Legal Factors Mediating Women’s Access To Safe Abortion
- IJLLR Journal
- 1 day ago
- 2 min read
Deepali Sinha, Research Scholar, CNLU
This paper addresses the factors that influence Registered Medical Practitioners' decisions to assist in or withhold abortion care. We outline the circumstances in which the practitioners exercise decision-making authority with reference to abortions conferred on them by law, as well as the manner in which they exercise this authority.
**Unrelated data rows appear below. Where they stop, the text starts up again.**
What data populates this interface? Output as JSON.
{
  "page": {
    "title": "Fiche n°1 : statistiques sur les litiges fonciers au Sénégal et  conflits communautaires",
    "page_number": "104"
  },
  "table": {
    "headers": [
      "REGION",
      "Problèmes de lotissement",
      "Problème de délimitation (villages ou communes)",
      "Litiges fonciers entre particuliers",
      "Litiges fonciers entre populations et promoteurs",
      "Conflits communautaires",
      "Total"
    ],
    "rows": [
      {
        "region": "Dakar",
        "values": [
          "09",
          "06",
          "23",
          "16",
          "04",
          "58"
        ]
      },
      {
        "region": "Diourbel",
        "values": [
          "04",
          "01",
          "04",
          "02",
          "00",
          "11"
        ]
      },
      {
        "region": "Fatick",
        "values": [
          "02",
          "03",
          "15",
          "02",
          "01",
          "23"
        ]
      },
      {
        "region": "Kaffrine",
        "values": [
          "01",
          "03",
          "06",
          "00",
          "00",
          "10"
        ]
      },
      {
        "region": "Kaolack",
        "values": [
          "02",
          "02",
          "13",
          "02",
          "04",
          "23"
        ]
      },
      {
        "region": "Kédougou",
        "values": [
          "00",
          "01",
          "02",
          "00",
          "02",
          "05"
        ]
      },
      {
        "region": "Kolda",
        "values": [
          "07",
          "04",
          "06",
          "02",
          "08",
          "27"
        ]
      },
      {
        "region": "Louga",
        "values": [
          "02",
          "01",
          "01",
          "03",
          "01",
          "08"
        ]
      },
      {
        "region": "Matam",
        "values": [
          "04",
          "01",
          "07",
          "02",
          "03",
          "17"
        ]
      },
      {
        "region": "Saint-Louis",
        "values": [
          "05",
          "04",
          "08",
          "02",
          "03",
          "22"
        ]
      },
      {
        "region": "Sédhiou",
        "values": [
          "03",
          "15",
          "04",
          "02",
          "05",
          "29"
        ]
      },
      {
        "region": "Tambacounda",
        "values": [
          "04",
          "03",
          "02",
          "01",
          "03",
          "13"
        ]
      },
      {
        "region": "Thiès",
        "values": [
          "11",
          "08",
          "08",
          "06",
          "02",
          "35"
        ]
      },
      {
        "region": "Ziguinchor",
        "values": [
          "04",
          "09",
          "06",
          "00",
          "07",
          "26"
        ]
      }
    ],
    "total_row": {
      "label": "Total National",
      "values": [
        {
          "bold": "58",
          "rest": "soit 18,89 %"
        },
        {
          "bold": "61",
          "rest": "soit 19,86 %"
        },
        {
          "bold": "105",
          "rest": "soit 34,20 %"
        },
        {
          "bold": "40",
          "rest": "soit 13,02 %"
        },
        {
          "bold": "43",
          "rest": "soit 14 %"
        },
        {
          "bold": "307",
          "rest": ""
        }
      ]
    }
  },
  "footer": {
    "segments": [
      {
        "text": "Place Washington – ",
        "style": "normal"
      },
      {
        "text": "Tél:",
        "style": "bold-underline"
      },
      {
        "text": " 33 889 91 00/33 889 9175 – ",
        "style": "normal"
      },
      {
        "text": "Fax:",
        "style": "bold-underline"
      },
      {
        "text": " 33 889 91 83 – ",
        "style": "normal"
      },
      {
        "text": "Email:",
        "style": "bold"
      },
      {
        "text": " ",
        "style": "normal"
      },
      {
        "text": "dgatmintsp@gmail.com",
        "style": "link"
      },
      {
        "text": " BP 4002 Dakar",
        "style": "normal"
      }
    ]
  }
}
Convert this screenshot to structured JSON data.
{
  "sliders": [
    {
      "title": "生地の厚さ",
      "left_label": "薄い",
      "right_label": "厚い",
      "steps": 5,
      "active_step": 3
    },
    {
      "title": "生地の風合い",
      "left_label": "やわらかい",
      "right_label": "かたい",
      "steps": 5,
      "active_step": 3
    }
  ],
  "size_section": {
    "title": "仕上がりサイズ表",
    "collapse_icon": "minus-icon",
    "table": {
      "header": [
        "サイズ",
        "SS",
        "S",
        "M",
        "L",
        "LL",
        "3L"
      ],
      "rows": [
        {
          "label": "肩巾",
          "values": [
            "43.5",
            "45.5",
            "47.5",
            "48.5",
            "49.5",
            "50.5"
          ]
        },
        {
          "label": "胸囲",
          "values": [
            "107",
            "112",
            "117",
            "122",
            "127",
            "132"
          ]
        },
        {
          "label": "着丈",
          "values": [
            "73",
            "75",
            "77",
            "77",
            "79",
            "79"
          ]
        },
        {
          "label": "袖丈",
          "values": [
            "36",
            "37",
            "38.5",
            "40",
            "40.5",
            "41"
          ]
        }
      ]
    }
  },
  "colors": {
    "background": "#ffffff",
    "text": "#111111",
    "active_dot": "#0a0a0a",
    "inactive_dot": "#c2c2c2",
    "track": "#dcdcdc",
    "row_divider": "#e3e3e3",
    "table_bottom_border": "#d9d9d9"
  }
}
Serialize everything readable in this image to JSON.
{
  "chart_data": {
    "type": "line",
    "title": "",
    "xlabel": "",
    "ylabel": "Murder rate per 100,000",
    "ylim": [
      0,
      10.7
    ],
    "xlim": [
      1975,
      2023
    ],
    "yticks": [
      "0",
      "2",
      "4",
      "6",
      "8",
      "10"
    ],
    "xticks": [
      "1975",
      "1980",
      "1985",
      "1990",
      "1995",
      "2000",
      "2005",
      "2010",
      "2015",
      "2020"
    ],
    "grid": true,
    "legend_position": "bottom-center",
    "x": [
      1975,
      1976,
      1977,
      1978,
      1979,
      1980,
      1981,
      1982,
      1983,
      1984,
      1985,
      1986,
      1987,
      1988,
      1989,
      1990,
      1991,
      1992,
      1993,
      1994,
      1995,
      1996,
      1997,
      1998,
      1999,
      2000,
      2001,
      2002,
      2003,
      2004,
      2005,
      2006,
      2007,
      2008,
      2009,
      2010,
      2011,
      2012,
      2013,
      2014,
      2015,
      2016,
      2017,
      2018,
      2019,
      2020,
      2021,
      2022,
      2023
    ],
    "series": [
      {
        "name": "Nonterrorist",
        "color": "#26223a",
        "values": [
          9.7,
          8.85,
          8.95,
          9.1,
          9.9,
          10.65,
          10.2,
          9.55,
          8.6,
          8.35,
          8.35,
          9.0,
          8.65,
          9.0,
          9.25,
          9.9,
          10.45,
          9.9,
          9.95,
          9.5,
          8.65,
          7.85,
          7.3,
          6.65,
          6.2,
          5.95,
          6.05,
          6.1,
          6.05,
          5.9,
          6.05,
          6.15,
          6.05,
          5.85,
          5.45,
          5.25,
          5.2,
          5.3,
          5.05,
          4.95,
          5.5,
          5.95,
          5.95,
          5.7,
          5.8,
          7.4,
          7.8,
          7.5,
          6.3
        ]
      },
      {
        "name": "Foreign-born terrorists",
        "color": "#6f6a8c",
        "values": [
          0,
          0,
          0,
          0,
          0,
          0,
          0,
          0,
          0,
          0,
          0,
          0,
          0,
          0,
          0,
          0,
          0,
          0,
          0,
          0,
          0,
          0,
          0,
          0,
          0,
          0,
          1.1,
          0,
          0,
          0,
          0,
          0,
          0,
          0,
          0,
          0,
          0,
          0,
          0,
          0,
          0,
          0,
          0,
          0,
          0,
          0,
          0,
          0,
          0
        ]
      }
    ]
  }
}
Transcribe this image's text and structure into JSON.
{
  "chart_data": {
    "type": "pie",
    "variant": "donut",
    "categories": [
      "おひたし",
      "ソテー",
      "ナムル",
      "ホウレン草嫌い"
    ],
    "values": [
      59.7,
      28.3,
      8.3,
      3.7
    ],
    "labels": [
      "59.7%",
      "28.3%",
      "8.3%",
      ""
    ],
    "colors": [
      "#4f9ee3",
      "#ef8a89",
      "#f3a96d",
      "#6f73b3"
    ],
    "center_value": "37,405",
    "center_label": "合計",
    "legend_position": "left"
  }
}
DECISION-MAKING BY REGISTERED MEDICAL PRACTITIONERS
Section 3(2) of the MTP Act recognizes "danger to the pregnant woman's life or serious injury to her bodily or mental health" as a reason to terminate her pregnancy.1 Additionally, the MTP Act specifies that "in assessing whether the continuation of a pregnancy would pose such a risk to the pregnant woman's health as described in sub-section 2, consideration may be given to the pregnant woman's actual or reasonably foreseeable environment."2 As a result, the Act recognizes that the decision to terminate a pregnancy is not solely a medical one, but also involves a variety of additional social, economic, family, and other circumstances unique to the woman seeking abortion. Despite this acknowledgement, the MTP Act vests the authority to terminate a pregnancy with a registered medical practitioner (RMP) and not the pregnant woman.
Thus, when a woman seeks termination of a pregnancy from an RMP, the RMP retains the option to do so. Women's access to safe abortion is contingent upon the RMP's interpretation of the Act's Section 3 grounds. We discover that this discretion is frequently exercised in ways that have little to do with concerns about the woman's health and well-being, her right to make her own reproductive choices, or even with the MTP Act's legal provisions; and has a great deal to do with providers' fear of personal consequences, their views on the morality of abortion, and their beliefs about women's role and place in society.